Uma aranha encontrada dentro de uma sala. Fato comum, ainda mais em uma universidade próxima da Mata Atlântica, como é o caso da Universidade Federal do Sul da Bahia (UFSB). Mas, no caso em questão, esse achado rendeu uma descrição de espécie antes desconhecida: a Trechona garimpeira. A novidade consta do artigo A new species of Trechona C. L. Koch 1850 from Northeast Brazil (Araneae: Mygalomorphae: Dipluridae) [Uma nova espécie de Trechona C. L. Koch 1850 do Nordeste do Brasil (Araneae: Mygalomorphae: Dipluridae)]. O estudo é assinado por Gabriel Wermelinger-Moreira e Renner Luiz Cerqueira Baptista, do Laboratório de Diversidade de Aracnídeos da Universidade Federal do Rio de Janeiro (UFRJ), Beatriz Vitória Siqueira Lemos e Felipe Micali Nuvoloni, do Laboratório de Ecologia Animal e Genômica Ambiental da Universidade Federal do Sul da Bahia (UFSB). O artigo foi publicado no periódico Acta Arachnologica, volume 74, número 2, em dezembro de 2025.

A descrição da espécie é o primeiro registro do gênero Trechona no Nordeste do Brasil. Espécies desse até então eram tidas como existentes no Sudeste, com registros pontuais no Sul e no Norte do país.
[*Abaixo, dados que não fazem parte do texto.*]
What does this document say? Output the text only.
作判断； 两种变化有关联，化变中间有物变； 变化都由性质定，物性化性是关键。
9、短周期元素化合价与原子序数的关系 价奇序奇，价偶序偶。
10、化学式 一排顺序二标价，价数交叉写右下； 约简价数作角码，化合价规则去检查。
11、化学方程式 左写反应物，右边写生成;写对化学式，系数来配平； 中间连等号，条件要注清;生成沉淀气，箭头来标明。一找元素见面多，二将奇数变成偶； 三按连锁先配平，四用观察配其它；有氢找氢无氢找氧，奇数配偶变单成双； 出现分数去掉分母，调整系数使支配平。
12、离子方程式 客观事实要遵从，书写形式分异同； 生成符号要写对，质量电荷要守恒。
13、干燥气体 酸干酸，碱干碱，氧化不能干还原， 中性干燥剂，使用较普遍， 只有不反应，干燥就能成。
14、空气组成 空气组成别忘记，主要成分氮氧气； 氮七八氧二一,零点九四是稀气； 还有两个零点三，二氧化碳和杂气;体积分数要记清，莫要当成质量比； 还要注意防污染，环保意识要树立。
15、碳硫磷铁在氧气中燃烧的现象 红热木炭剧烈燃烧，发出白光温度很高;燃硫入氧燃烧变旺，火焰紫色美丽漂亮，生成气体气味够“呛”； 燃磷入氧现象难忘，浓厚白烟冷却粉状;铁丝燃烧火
Também se trata do primeiro registro do gênero na Floresta de Tabuleiro. Esse ecossistema costeiro da Mata Atlântica ainda é pouco explorado em estudos sobre aranhas. Trata-se de floresta tropical úmida de planície, próxima ao litoral, com fauna e flora rica e complexa, distribuída pelo sudeste da Bahia e nordeste do Espírito Santo.

Esses indícios ampliam o entendimento sobre a presença de aranhas do gênero Trechona no Brasil. A espécie descrita mostra que o gênero pode existir em ambientes diferentes dentro e nas bordas da Mata Atlântica. Isso inclui zonas de transição com Cerrado e Caatinga, sugerindo mais estudos sobre a evolução e dispersão do grupo. Trechona garimpeira n. sp. pode ser encontrada da Bahia central e sul até o centro de Minas Gerais.